Cuibul salamandrelor, also known as Oil! and Oil - The Billion Dollar Fire, is a 1977 Romanian-Italian action film directed by Mircea Drăgan. It is a loose sequel to Drăgan's 1973 Explozia with the characters of Salamander and Professor Luca returning.

==Plot==
International oil conglomerate Consolidated Oil covertly sets fire to oil wells at Abu Lambeth in an unspecified North African country because their government won't comply with their demands. Due to the extent of the damage, oil prices rise sharply. Consolidated Oil president Mr. Stewart (Ray Milland) sends in American oil well firefighter John Carter (Stuart Whitman) to deflect suspicion. However, when Carter arrives on location, Consolidated representative Peter Mann (William Berger) hinders his efforts and implies to him that the fire was started on purpose. Meanwhile the African government has called the Rompetrol for assistance. In response a Romanian firefighting crew led by "Salamander" Oprișan (Gheorghe Dinică) and industrial scientist Lupa (Radu Beligan) with more enthusiasm than experience are flown in. Assisting Carter and local engineers Ben (Woody Strode) and Ahmed Aziz (Tony Kendall) they find proof of arson. Eventually the firefighters succeed in quenching the blazes, saving the Abu Lambeth field despite Mann's efforts at sabotage. The international news media exposes the conspiracy and Stewart is unmasked as one of the driving forces behind the scheme. He learns that he is to be a scapegoat and is then murdered. His secretary is not only unsurprised when she is informed of his death, but she has already written his obituary. Meanwhile, Carter and the Romanian firefighters are publicly celebrated by the local residents.

==Cast==
- Ray Milland as The Boss (Mr Stewart)
- Stuart Whitman as John Carter
- Gheorghe Dinică as George Oprișan aka "Salamander"
- Radu Beligan as Professor Luca
- Woody Strode as Ben
- Florin Piersic as Dan
- Tony Kendall as Ahmed Aziz (Tony in the German version)
- William Berger as Peter Mann
- Jean Constantin as Jean
- Roberto Messina as Fred
- Mircea Diaconu as Grigore
- Gordon Mitchell as Joe
- Valentin Plătăreanu as Ionescu
- Mihai Boghiță as Mihal
- Paola Senatore as Diana Astor
- Constantin Dinulescu as Consolidated Oil Doctor
- Ioana Drăgan as Stewart's Secretary

==Production==
Director Mircea Drăgan's 1973 disaster drama Explozia had been a success, resulting in negotiations for an internationally-produced sequel.

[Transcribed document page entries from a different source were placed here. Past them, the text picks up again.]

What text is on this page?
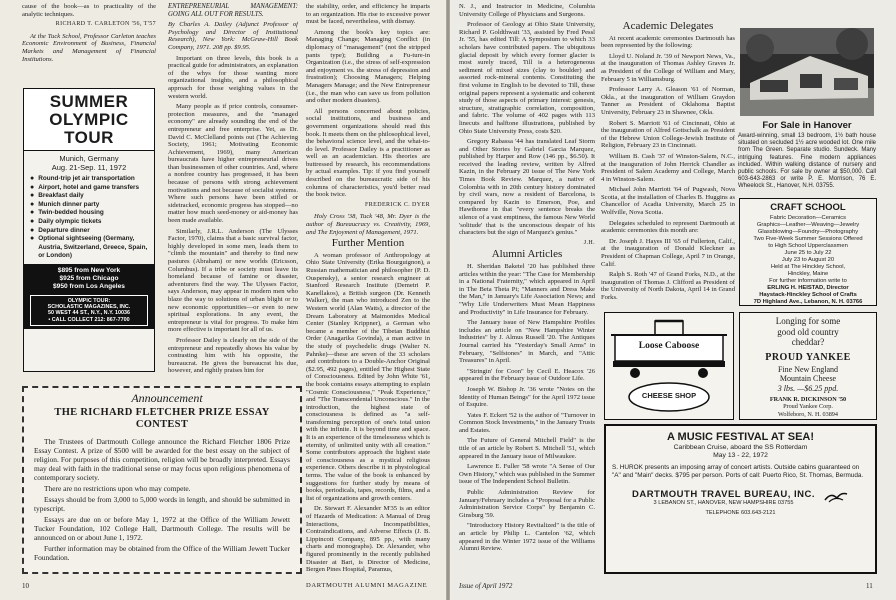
cause of the book—as to practicality of the analytic techniques.

RICHARD T. CARLETON '56, T'57

At the Tuck School, Professor Carleton teaches Economic Environment of Business, Financial Markets and Management of Financial Institutions.

SUMMER
OLYMPIC TOUR
Munich, Germany
Aug. 21-Sep. 11, 1972
● Round-trip jet air transportation
● Airport, hotel and game transfers
● Breakfast daily
● Munich dinner party
● Twin-bedded housing
● Daily olympic tickets
● Departure dinner
● Optional sightseeing (Germany, Austria, Switzerland, Greece, Spain, or London)
$895 from New York
$925 from Chicago
$950 from Los Angeles
OLYMPIC TOUR:
SCHOLASTIC MAGAZINES, INC.
50 WEST 44 ST., N.Y., N.Y. 10036
• CALL COLLECT 212: 867-7700

ENTREPRENEURIAL MANAGEMENT: GOING ALL OUT FOR RESULTS.

By Charles A. Dailey (Adjunct Professor of Psychology and Director of Institutional Research), New York: McGraw-Hill Book Company, 1971. 208 pp. $9.95.

Important on three levels, this book is a practical guide for administrators, an explanation of the whys for those wanting more organizational insights, and a philosophical approach for those weighing values in the western world.

Many people as if price controls, consumer-protection measures, and the "managed economy" are already sounding the end of the entrepreneur and free enterprise. Yet, as Dr. David C. McClelland points out (The Achieving Society, 1961; Motivating Economic Achievement, 1969), many American bureaucrats have higher entrepreneurial drives than businessmen of other countries. And, where a nonfree country has progressed, it has been because of persons with strong achievement motivations and not because of socialist systems. Where such persons have been stifled or sidetracked, economic progress has stopped—no matter how much seed-money or aid-money has been made available.

Similarly, J.R.L. Anderson (The Ulysses Factor, 1970), claims that a basic survival factor, highly developed in some men, leads them to "climb the mountain" and thereby to find new pastures (Abraham) or new worlds (Ericsson, Columbus). If a tribe or society must leave its homeland because of famine or disaster, adventurers find the way. The Ulysses Factor, says Anderson, may appear in modern men who blaze the way to solutions of urban blight or to new economic opportunities—or even to new spiritual explorations. In any event, the entrepreneur is vital for progress. To make him more effective is important for all of us.

Professor Dailey is clearly on the side of the entrepreneur and repeatedly shows his value by contrasting him with his opposite, the bureaucrat. He gives the bureaucrat his due, however, and rightly praises him for

the stability, order, and efficiency he imparts to an organization. His rise to excessive power must be faced, nevertheless, with dismay.

Among the book's key topics are: Managing Change; Managing Conflict (in diplomacy of "management" (not the stripped pants type); Building a Fu-ture-in Organization (i.e., the stress of self-expression and enjoyment vs. the stress of depression and frustration); Choosing Managers; Helping Managers Manage; and the New Entrepreneur (i.e., the man who can save us from pollution and other modern disasters).

All persons concerned about policies, social institutions, and business and government organizations should read this book. It meets them on the philosophical level, the behavioral science level, and the what-to-do level. Professor Dailey is a practitioner as well as an academician. His theories are buttressed by research, his recommendations by actual examples. Tip: if you find yourself described on the bureaucratic side of his columns of characteristics, you'd better read the book twice.

FREDERICK C. DYER

Holy Cross '38, Tuck '48, Mr. Dyer is the author of Bureaucracy vs. Creativity, 1969, and The Enjoyment of Management, 1971.

Further Mention

A woman professor of Anthropology at Ohio State University (Erika Bourguignon), a Russian mathematician and philosopher (P. D. Ouspensky), a senior research engineer at Stanford Research Institute (Demetri P. Kanellakos), a British surgeon (Dr. Kenneth Walker), the man who introduced Zen to the Western world (Alan Watts), a director of the Dream Laboratory at Maimonides Medical Center (Stanley Krippner), a German who became a member of the Tibetan Buddhist Order (Anagarika Govinda), a man active in the study of psychedelic drugs (Walter N. Pahnke)—these are seven of the 33 scholars and contributors to a Double-Anchor Original ($2.95, 492 pages), entitled The Highest State of Consciousness. Edited by John White '61, the book contains essays attempting to explain "Cosmic Consciousness," "Peak Experience," and "The Transcendental Unconscious." In the introduction, the highest state of consciousness is defined as "a self-transforming perception of one's total union with the infinite. It is beyond time and space. It is an experience of the timelessness which is eternity, of unlimited unity with all creation." Some contributors approach the highest state of consciousness as a mystical religious experience. Others describe it in physiological terms. The value of the book is enhanced by suggestions for further study by means of books, periodicals, tapes, records, films, and a list of organizations and growth centers.

Dr. Stewart F. Alexander M'35 is an editor of Hazards of Medication: A Manual of Drug Interactions, Incompatibilities, Contraindications, and Adverse Effects (J. B. Lippincott Company, 895 pp., with many charts and monographs). Dr. Alexander, who figured prominently in the recently published Disaster at Bari, is Director of Medicine, Bergen Pines Hospital, Paramus,

Announcement

THE RICHARD FLETCHER PRIZE ESSAY
CONTEST

The Trustees of Dartmouth College announce the Richard Fletcher 1806 Prize Essay Contest. A prize of $500 will be awarded for the best essay on the subject of religion. For purposes of this competition, religion will be broadly interpreted. Essays may deal with faith in the traditional sense or may focus upon religious phenomena of contemporary society.

There are no restrictions upon who may compete.

Essays should be from 3,000 to 5,000 words in length, and should be submitted in typescript.

Essays are due on or before May 1, 1972 at the Office of the William Jewett Tucker Foundation, 102 College Hall, Dartmouth College. The results will be announced on or about June 1, 1972.

Further information may be obtained from the Office of the William Jewett Tucker Foundation.

10	DARTMOUTH ALUMNI MAGAZINE

N. J., and Instructor in Medicine, Columbia University College of Physicians and Surgeons.

Professor of Geology at Ohio State University, Richard P. Goldthwait '33, assisted by Fred Pessl Jr. '55, has edited Till: A Symposium to which 33 scholars have contributed papers. The ubiquitous glacial deposit by which every former glacier is most surely traced, Till is a heterogeneous sediment of mixed sizes (clay to boulder) and assorted rock-mineral contents. Constituting the first volume in English to be devoted to Till, these original papers represent a systematic and coherent study of those aspects of primary interest: genesis, structure, stratigraphic correlation, composition, and fabric. The volume of 402 pages with 113 linecuts and halftone illustrations, published by Ohio State University Press, costs $20.

Gregory Rabassa '44 has translated Leaf Storm and Other Stories by Gabriel Garcia Marquez, published by Harper and Row (146 pp., $6.50). It received the leading review, written by Alfred Kazin, in the February 20 issue of The New York Times Book Review. Marquez, a native of Colombia with in 20th century history dominated by civil wars, now a resident of Barcelona, is compared by Kazin to Emerson, Poe, and Hawthorne in that "every sentence breaks the silence of a vast emptiness, the famous New World 'solitude' that is the unconscious despair of his characters but the sign of Marquez's genius."

J.H.
Alumni Articles

H. Sheridan Baketel '20 has published three articles within the year: "The Case for Membership in a National Fraternity," which appeared in April in The Beta Theta Pi; "Manners and Dress Make the Man," in January's Life Association News; and "Why Life Underwriters Must Mean Happiness and Productivity" in Life Insurance for February.

The January issue of New Hampshire Profiles includes an article on "New Hampshire Winter Industries" by J. Almus Russell '20. The Antiques Journal carried his "Yesterday's Small Arms" in February, "Selfstones" in March, and "Attic Treasures" in April.

"Stringin' for Coon" by Cecil E. Heacox '26 appeared in the February issue of Outdoor Life.

Joseph W. Bishop Jr. '36 wrote "Notes on the Identity of Human Beings" for the April 1972 issue of Esquire.

Yates F. Eckert '52 is the author of "Turnover in Common Stock Investments," in the January Trusts and Estates.

The Future of General Mitchell Field" is the title of an article by Robert S. Mitchell '51, which appeared in the January issue of Milwaukee.

Lawrence E. Fuller '58 wrote "A Sense of Our Own History," which was published in the Summer issue of The Independent School Bulletin.

Public Administration Review for January/February includes a "Proposal for a Public Administration Service Corps" by Benjamin C. Ginsburg '59.

"Introductory History Revitalized" is the title of an article by Philip L. Cantelon '62, which appeared in the Winter 1972 issue of the Williams Alumni Review.

Academic Delegates

At recent academic ceremonies Dartmouth has been represented by the following:

Lloyd U. Noland Jr. '39 of Newport News, Va., at the inauguration of Thomas Ashley Graves Jr. as President of the College of William and Mary, February 5 in Williamsburg.

Professor Larry A. Gleason '61 of Norman, Okla., at the inauguration of William Graydon Tanner as President of Oklahoma Baptist University, February 23 in Shawnee, Okla.

Robert S. Marriott '61 of Cincinnati, Ohio at the inauguration of Alfred Gottschalk as President of the Hebrew Union College-Jewish Institute of Religion, February 23 in Cincinnati.

William B. Cash '37 of Winston-Salem, N.C., at the inauguration of John Herrick Chandler as President of Salem Academy and College, March 4 in Winston-Salem.

Michael John Marriott '64 of Pugwash, Nova Scotia, at the installation of Charles B. Huggins as Chancellor of Acadia University, March 25 in Wolfville, Nova Scotia.

Delegates scheduled to represent Dartmouth at academic ceremonies this month are:

Dr. Joseph J. Hayes III '65 of Fullerton, Calif., at the inauguration of Donald Kleckner as President of Chapman College, April 7 in Orange, Calif.

Ralph S. Roth '47 of Grand Forks, N.D., at the inauguration of Thomas J. Clifford as President of the University of North Dakota, April 14 in Grand Forks.

For Sale in Hanover

Award-winning, small 13 bedroom, 1½ bath house situated on secluded 1½ acre wooded lot. One mile from The Green. Separate studio. Sundeck. Many intriguing features. Fine modern appliances included. Within walking distance of nursery and public schools. For sale by owner at $50,000. Call 603-643-2863 or write P. E. Morrison, 76 E. Wheelock St., Hanover, N.H. 03755.

CRAFT SCHOOL
Fabric Decoration—Ceramics
Graphics—Leather—Weaving—Jewelry
Glassblowing—Foundry—Photography
Two Five-Week Summer Sessions Offered
to High School Upperclassmen
June 25 to July 22
July 23 to August 20
Held at The Hinckley School,
Hinckley, Maine
For further information write to
ERLING H. HEISTAD, Director
Haystack-Hinckley School of Crafts
7D Highland Ave., Lebanon, N. H. 03766
Loose Caboose
CHEESE SHOP
Longing for some
good old country
cheddar?
PROUD YANKEE
Fine New England
Mountain Cheese
3 lbs. —$6.25 ppd.
FRANK R. DICKINSON '50
Proud Yankee Corp.
Wolfeboro, N. H. 03894
A MUSIC FESTIVAL AT SEA!
Caribbean Cruise, aboard the SS Rotterdam
May 13 - 22, 1972

S. HUROK presents an imposing array of concert artists. Outside cabins guaranteed on "A" and "Main" decks. $795 per person. Ports of call: Puerto Rico, St. Thomas, Bermuda.

DARTMOUTH TRAVEL BUREAU, INC.
3 LEBANON ST., HANOVER, NEW HAMPSHIRE 03755
TELEPHONE 603.643-2121
Issue of April 1972	11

American producer Dick Randall's Spectacular Film Productions ultimately co-produced with Romanian Casa de Filme 5. Stuart Whitman found shooting a Romanian film problematic because extras would talk during rehearsals and takes. When Whitman complained to the assistant director, who then reported the issue to the director, he returned telling him to continue or they would shoot him. From that point on, Whitman accepted the work conditions.

==DVD release==
A PAL version has been released as Fireforce (Brennendes Inferno) by a company called Elfra. It includes an English and a German-language version as well as filmographies.